At Bercy, the boxes are already open on all floors. Leave, quickly, as soon as possible. The cabinet has looked at legal ways to avoid things dragging on. Especially if Jordan Bardella does not go to Matignon and we have to try to put together a government of bits and pieces with the left. Horresco references“the first price to pay will be a tax increase”. Bruno Le Maire, seven years, one month and seventeen days in Finance, a record since Giscard, is now counting the hours: “The sooner I leave, the better off I am.” He has just received a text message from the president of Medef, Patrick Martin, who is outraged to see the government start to undo what it had done, the reform of unemployment insurance.
Macron cursed by his own people
A week ago, at the Council of Ministers, Emmanuel Macron still thought he was Johnny, or Sarkozy, the two have the same repertoire. “What matters most is desire.” His remarks infuriated some of those present, not completely convinced that those who will die on the battlefield owe it to their lack of “desire.” How many of them are there today in the future ex-presidential majority who curse the head of state? Or rather, to go faster, how many of them do not curse him? Yaël Braun-Pivet, who fought to try to reverse the course of history and avoid dissolution, warned: “Those who will be re-elected will be survivors of Macronism. If a coalition succeeds in being formed, the president will be in Defense and Foreign Affairs, and he will stay there.”
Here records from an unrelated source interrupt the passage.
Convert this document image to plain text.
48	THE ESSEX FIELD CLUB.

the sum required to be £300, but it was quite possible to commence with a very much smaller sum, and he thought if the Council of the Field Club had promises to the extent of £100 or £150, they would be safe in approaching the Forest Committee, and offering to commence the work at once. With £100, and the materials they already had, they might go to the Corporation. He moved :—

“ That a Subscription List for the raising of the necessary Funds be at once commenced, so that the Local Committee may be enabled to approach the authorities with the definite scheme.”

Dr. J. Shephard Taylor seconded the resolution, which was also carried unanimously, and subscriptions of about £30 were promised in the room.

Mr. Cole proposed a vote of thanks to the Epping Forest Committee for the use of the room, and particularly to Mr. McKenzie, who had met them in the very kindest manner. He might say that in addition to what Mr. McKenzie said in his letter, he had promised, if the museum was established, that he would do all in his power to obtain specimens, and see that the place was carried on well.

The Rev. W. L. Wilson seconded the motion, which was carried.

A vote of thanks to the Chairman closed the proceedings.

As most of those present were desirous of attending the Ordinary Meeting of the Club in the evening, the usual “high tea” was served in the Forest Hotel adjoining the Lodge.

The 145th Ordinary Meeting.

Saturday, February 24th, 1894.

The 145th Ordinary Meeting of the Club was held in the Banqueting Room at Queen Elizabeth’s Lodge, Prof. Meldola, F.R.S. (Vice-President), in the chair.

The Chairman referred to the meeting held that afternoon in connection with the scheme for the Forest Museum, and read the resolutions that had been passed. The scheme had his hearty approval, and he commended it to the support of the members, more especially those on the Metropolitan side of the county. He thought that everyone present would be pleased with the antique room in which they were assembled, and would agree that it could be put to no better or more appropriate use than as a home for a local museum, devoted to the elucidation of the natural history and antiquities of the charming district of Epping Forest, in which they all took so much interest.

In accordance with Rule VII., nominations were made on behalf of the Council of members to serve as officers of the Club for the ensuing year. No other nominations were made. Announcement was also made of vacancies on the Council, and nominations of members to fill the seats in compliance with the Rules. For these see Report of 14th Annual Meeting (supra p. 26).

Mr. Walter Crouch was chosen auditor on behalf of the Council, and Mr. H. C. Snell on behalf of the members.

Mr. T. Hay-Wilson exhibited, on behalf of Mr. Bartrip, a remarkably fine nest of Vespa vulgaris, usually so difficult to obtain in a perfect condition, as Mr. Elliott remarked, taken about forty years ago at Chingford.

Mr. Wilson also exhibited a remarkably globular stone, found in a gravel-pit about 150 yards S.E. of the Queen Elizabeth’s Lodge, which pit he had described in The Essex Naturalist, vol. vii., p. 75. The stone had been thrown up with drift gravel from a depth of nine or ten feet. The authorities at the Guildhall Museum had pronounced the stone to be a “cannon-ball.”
Emmanuel Macron on a shelf, or in the trash? Yesterday’s Macronists no longer know what to do with Macron tomorrow. “He reminds me of Tony Blair,” says one of the most eminent ministers. “He was the star of Europe and he lost everything on the war in Iraq. I’m afraid that the president has lost everything in the eyes of history with the dissolution.”
Emmanuel Macron and magical thinking, the end. “He was convinced, he told me, that in his gesture, the French would see ‘the audacity and courage of a president who is decidedly not like the others'”, says a leading member of the majority. And in the end… “The guarantor of national unity has failed in his essential dimension, we have never been so divided, we can no longer even talk to each other”, notes a minister. On Sunday evening, will each side succeed in turning the page without tearing it up completely?